Bouleversée, Farca éclata en sanglots et serra Bélial dans ses bras qui lui rendit son étreinte. Elle qui pensait qu'elle avait perdu la seule place dans ce monde qu'elle avait pu trouver, elle s'était lourdement trompée.

Tu as beaucoup grandis... Je suis fière de toi...

L'alchimiste entrouvrit un œil. Elle sursauta en voyant la tête d'Adam qui dépassait du couloir et les fixait.

– Hein ? Mais qu'est-ce que tu fous là, toi ? Et la princesse ?

– J'Assures Toujours Sa Sécurité !

Redoutant ce qu'elle allait voir, Farca se leva et regarda dans le couloir. Sieg était adossé au mur, le chapeau penché sur l'avant pour cacher son air d'embarras. Ahmés faisait semblant d'admirer une peinture. Anoro était au garde à vous mais refusait de croiser le regard de la naine. Seule Finora fixait la sang-mêlée, les larmes aux yeux et les mains sur la bouche.

Gênant...

– C'est pas vrai... souffla Farca en devenant rouge de honte. Vous êtes là depuis...

– La princesse a vu que nous nous inquiétions pour toi et a avoué en faire de même... expliqua Sieg. Nous avons donc décidé de venir te soutenir, mais il semblerait que Bélial avait la situation sous contrôle...

– C'est pas vrai... lâcha l'alchimiste qui voulait trouver un trou dans lequel se cacher.

– C'est génial ça, non ? intervint la barbare en claquant le dos de son amie. Tout le monde tient assez à toi pour venir voir si tu vas bien ! Tu crois vraiment qu'on a peur que tu vas nous trahir ?
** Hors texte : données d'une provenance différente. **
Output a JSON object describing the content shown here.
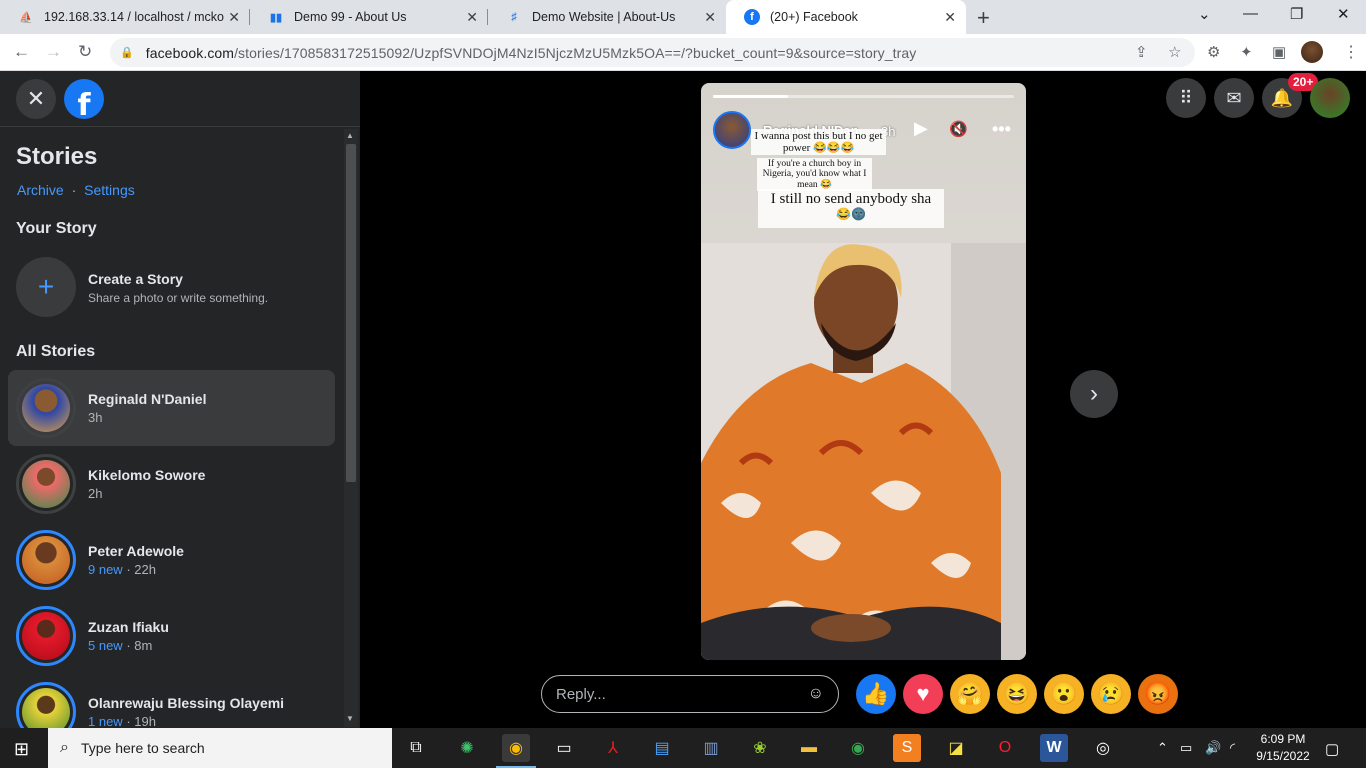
{
  "browser": {
    "tabs": [
      {
        "label": "192.168.33.14 / localhost / mckor",
        "icon": "phpmyadmin-icon",
        "active": false
      },
      {
        "label": "Demo 99 - About Us",
        "icon": "analytics-icon",
        "active": false
      },
      {
        "label": "Demo Website | About-Us",
        "icon": "wordpress-icon",
        "active": false
      },
      {
        "label": "(20+) Facebook",
        "icon": "facebook-icon",
        "active": true
      }
    ],
    "url_domain": "facebook.com",
    "url_path": "/stories/1708583172515092/UzpfSVNDOjM4NzI5NjczMzU5Mzk5OA==/?bucket_count=9&source=story_tray"
  },
  "sidebar": {
    "title": "Stories",
    "archive_link": "Archive",
    "separator": "·",
    "settings_link": "Settings",
    "your_story_heading": "Your Story",
    "create_title": "Create a Story",
    "create_subtitle": "Share a photo or write something.",
    "all_stories_heading": "All Stories",
    "stories": [
      {
        "name": "Reginald N'Daniel",
        "new": "",
        "time": "3h",
        "selected": true
      },
      {
        "name": "Kikelomo Sowore",
        "new": "",
        "time": "2h",
        "selected": false
      },
      {
        "name": "Peter Adewole",
        "new": "9 new",
        "time": "22h",
        "selected": false
      },
      {
        "name": "Zuzan Ifiaku",
        "new": "5 new",
        "time": "8m",
        "selected": false
      },
      {
        "name": "Olanrewaju Blessing Olayemi",
        "new": "1 new",
        "time": "19h",
        "selected": false
      }
    ]
  },
  "viewer": {
    "author": "Reginald N'Dan...",
    "time": "3h",
    "progress": 0.25,
    "caption1": "I wanna post this but I no get power 😂😂😂",
    "caption2": "If you're a church boy in Nigeria, you'd know what I mean 😂",
    "caption3": "I still no send anybody sha",
    "caption3_emoji": "😂🌚",
    "reply_placeholder": "Reply...",
    "notifications_badge": "20+",
    "reactions": [
      "like",
      "love",
      "care",
      "haha",
      "wow",
      "sad",
      "angry"
    ]
  },
  "taskbar": {
    "search_placeholder": "Type here to search",
    "time": "6:09 PM",
    "date": "9/15/2022"
  },
  "colors": {
    "accent": "#1877f2",
    "link": "#4599ff",
    "sidebar_bg": "#242526",
    "badge": "#e41e3f"
  }
}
Bien que toujours embarrassée, Farca fut touchée par l'attention de ses compagnons et essuya ses larmes. Elle était à sa place.

***

Dans un carrosse près des grilles du palais, Artra observait les soldats évacuer les invités qui regagnaient leurs véhicules pour retourner à leurs ambassades respectives. Le prêtre ne doutait pas que les retombées diplomatiques de cet incident seraient limitées, mais la fête de l'année prochaine risquait d'être moins populaire. L'honneur de Menora venait d'en prendre un coup et mettrait du temps à s'en remettre.

– Heureusement que nous soyons partis en retard... soupira le duc en face de lui. Je n'ose pas m'imaginer dans une situation aussi stressante...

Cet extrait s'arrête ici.